Se vuoi lavorare, non ti sposare. O fidanzare o convivere. Perché i single in Italia registrano un tasso di occupazione del 3,3% superiore a chi vive in famiglia. Il tasso di occupazione per le persone "libere" è al 72,6%, contro il 69,3% degli adulti in coppia. Un dato in controtendenza con tutte le medie europee, dove anzi i single sono penalizzati (+1,1% l'occupazione dei single italiani, -7,1% quella delle coppie). Quasi a dare ragione ai visionari autori del film The Lobster , dove in una società avveniristica si è costretti in 45 giorni a scegliere una compagna o un compagno per non essere trasformati in un animale.

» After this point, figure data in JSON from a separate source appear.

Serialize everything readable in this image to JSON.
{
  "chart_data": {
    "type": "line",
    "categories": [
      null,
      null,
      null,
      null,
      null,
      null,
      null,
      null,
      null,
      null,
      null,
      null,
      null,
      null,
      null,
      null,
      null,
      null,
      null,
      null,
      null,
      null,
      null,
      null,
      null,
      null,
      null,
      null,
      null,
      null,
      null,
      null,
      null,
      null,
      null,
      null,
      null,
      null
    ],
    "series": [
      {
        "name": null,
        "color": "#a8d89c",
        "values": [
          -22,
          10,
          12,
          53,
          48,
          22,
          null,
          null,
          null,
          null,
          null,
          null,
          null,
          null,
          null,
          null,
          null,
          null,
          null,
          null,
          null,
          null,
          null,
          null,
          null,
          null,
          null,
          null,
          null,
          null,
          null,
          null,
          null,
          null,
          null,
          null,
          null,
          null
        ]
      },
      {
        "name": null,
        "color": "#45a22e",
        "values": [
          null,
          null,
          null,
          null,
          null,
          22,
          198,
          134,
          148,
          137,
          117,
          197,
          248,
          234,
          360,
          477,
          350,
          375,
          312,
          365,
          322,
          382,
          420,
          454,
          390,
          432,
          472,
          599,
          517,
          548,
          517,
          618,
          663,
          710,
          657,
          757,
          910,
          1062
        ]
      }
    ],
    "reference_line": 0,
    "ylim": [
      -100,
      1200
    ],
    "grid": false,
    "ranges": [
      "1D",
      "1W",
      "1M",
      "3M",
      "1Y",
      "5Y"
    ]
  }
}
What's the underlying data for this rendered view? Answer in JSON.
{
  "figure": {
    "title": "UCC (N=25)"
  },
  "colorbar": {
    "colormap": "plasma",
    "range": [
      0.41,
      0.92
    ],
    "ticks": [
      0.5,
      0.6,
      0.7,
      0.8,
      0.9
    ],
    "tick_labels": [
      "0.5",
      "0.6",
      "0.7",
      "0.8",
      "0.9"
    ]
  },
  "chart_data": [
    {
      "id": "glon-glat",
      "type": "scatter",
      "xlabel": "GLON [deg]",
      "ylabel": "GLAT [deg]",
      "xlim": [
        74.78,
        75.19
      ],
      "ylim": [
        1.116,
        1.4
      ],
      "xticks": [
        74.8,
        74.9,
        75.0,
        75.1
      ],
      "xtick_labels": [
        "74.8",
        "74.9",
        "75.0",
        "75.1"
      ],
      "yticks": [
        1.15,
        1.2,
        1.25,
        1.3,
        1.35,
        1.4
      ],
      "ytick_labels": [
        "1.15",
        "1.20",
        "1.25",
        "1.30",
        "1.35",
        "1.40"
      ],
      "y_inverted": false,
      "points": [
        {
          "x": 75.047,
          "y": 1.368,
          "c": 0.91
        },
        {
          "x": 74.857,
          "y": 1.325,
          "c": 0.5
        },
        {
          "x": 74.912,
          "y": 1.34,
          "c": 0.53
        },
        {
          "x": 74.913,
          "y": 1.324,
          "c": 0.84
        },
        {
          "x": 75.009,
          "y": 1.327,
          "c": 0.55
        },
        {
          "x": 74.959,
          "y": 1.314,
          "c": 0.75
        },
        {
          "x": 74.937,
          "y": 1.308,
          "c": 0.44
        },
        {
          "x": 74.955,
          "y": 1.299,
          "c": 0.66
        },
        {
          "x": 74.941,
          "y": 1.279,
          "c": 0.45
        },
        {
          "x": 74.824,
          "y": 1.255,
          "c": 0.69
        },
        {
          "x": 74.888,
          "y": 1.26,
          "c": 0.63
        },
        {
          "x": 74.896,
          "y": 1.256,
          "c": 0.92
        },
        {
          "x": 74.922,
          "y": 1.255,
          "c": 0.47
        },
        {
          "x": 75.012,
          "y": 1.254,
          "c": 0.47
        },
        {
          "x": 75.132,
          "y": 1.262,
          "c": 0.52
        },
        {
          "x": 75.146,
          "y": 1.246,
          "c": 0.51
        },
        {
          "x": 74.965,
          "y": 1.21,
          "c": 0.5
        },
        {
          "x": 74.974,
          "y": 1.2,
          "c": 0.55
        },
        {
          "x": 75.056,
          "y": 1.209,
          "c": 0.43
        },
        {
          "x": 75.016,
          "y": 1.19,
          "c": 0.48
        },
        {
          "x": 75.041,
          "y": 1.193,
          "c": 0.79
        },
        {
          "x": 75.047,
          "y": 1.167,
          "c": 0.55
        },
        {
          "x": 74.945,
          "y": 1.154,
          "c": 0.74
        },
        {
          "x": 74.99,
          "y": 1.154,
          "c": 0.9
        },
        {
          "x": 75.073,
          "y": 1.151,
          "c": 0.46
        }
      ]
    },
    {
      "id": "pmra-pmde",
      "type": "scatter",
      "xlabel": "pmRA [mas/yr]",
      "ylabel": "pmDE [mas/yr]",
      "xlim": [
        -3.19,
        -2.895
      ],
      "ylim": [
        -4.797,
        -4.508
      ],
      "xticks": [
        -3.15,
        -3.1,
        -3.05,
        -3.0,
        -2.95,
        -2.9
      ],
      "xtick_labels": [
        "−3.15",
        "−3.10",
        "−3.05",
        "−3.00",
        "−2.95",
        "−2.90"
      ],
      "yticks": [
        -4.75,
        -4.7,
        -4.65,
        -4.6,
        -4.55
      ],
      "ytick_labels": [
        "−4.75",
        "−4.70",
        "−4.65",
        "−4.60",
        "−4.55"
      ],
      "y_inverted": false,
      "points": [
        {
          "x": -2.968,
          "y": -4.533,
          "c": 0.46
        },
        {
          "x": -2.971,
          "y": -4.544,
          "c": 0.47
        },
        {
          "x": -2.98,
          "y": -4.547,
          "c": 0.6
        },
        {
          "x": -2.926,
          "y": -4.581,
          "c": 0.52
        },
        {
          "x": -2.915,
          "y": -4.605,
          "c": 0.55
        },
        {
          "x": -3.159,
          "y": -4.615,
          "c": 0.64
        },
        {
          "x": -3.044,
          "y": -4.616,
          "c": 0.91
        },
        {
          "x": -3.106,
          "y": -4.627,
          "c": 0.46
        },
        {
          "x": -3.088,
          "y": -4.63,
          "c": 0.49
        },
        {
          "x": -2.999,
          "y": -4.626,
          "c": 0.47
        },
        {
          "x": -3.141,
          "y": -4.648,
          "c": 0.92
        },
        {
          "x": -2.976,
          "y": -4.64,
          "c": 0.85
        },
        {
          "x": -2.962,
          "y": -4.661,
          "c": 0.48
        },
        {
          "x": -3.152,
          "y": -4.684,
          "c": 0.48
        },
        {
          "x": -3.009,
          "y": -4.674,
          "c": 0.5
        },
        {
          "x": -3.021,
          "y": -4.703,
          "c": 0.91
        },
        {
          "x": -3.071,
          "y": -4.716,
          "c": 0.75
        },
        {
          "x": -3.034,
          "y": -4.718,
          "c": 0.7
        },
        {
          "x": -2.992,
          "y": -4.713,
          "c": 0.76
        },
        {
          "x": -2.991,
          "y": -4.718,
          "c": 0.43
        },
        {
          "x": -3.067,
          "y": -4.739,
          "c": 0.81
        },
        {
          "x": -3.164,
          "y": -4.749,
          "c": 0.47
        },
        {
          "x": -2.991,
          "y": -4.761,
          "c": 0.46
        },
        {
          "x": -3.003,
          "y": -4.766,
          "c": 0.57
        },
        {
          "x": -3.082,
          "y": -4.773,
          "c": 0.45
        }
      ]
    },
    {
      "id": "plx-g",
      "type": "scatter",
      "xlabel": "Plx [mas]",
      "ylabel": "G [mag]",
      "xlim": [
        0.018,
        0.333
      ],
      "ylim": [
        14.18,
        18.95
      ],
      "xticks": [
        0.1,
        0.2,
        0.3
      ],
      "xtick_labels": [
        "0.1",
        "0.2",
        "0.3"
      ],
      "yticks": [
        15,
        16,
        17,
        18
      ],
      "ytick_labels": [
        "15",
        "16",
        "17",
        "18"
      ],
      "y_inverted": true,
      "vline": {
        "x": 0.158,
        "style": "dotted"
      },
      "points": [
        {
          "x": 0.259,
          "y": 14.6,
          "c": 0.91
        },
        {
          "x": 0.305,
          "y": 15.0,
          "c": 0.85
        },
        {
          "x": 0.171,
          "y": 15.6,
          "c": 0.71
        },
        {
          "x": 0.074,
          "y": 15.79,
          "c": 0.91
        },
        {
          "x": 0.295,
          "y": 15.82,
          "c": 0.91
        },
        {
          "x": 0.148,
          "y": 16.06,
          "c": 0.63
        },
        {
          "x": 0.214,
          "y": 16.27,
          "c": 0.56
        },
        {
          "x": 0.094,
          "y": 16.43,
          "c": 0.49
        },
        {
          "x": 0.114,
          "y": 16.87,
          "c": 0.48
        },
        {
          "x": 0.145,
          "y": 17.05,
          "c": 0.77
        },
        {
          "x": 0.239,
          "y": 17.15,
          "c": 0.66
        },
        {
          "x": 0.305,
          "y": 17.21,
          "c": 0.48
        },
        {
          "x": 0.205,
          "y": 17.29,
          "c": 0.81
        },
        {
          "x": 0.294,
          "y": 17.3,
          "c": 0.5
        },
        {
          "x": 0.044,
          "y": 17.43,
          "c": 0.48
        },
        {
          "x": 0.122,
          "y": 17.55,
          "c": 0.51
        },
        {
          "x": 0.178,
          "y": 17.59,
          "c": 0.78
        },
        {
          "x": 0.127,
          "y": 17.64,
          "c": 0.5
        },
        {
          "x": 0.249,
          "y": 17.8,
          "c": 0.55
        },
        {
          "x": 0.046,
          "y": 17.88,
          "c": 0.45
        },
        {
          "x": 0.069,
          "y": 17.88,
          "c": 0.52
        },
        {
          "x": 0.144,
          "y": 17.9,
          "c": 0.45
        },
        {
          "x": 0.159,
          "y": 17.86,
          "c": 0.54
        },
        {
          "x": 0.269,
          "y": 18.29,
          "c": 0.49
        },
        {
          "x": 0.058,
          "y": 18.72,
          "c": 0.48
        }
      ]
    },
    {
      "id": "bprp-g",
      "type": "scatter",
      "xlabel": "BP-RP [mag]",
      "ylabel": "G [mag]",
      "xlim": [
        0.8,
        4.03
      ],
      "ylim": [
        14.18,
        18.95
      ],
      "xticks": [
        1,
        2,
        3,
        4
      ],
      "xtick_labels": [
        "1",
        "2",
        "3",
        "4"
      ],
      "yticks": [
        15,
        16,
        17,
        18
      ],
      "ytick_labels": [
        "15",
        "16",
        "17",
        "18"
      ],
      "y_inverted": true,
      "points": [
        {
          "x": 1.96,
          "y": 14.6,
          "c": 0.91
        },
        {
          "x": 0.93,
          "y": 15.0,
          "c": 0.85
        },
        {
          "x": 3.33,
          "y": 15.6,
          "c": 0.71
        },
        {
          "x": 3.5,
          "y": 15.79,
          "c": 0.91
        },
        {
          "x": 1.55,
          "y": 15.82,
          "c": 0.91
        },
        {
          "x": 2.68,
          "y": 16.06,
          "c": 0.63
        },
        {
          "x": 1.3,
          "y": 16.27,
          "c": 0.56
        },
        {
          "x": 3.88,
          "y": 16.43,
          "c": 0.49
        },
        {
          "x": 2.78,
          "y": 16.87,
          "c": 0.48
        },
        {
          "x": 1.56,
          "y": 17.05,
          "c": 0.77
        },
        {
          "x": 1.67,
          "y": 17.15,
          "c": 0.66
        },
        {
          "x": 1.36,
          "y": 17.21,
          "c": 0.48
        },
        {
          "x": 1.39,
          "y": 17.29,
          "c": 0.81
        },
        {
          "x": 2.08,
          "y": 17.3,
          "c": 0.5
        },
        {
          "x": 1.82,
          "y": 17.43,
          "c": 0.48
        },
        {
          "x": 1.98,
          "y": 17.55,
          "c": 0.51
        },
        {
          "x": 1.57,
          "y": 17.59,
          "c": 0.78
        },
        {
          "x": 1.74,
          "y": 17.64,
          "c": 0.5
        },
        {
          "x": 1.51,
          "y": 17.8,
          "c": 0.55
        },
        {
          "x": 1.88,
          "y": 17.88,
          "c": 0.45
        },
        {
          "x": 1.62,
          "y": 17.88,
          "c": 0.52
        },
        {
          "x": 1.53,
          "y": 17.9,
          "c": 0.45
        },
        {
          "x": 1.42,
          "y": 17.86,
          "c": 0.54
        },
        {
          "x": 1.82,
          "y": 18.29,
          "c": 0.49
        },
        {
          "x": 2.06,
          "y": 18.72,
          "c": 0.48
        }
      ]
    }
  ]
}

I SINGLE TROVANO LAVORO FACILMENTE

Come rivela Linkiesta , si tratta di dati incredibili viste le difficoltà del nostro Paese in campo occupazionale rispetto al resto dell'Ue. Una parte della spiegazione è nella grossa fetta di giovani che vivono ancora in famiglia senza studiare o lavorare: i Neet infatti non entrano nella categoria dei single a livello statistico.

Colpisce tuttavia il livello occupazionale delle donne single, molto più occupate delle colleghe europee (+14%). I record tricolori sulla scarsa occupazione femminile, vanno dunque rivisitati alla luce dello scorporo tra single e accoppiate (che soffrono invece un -16% rispetto alla media Ue, secondo i dati Eurostat). E i figli? Non contano. In Italia come nell'Ue, chi ne ha trova più lavoro di chi non ha figli (8%).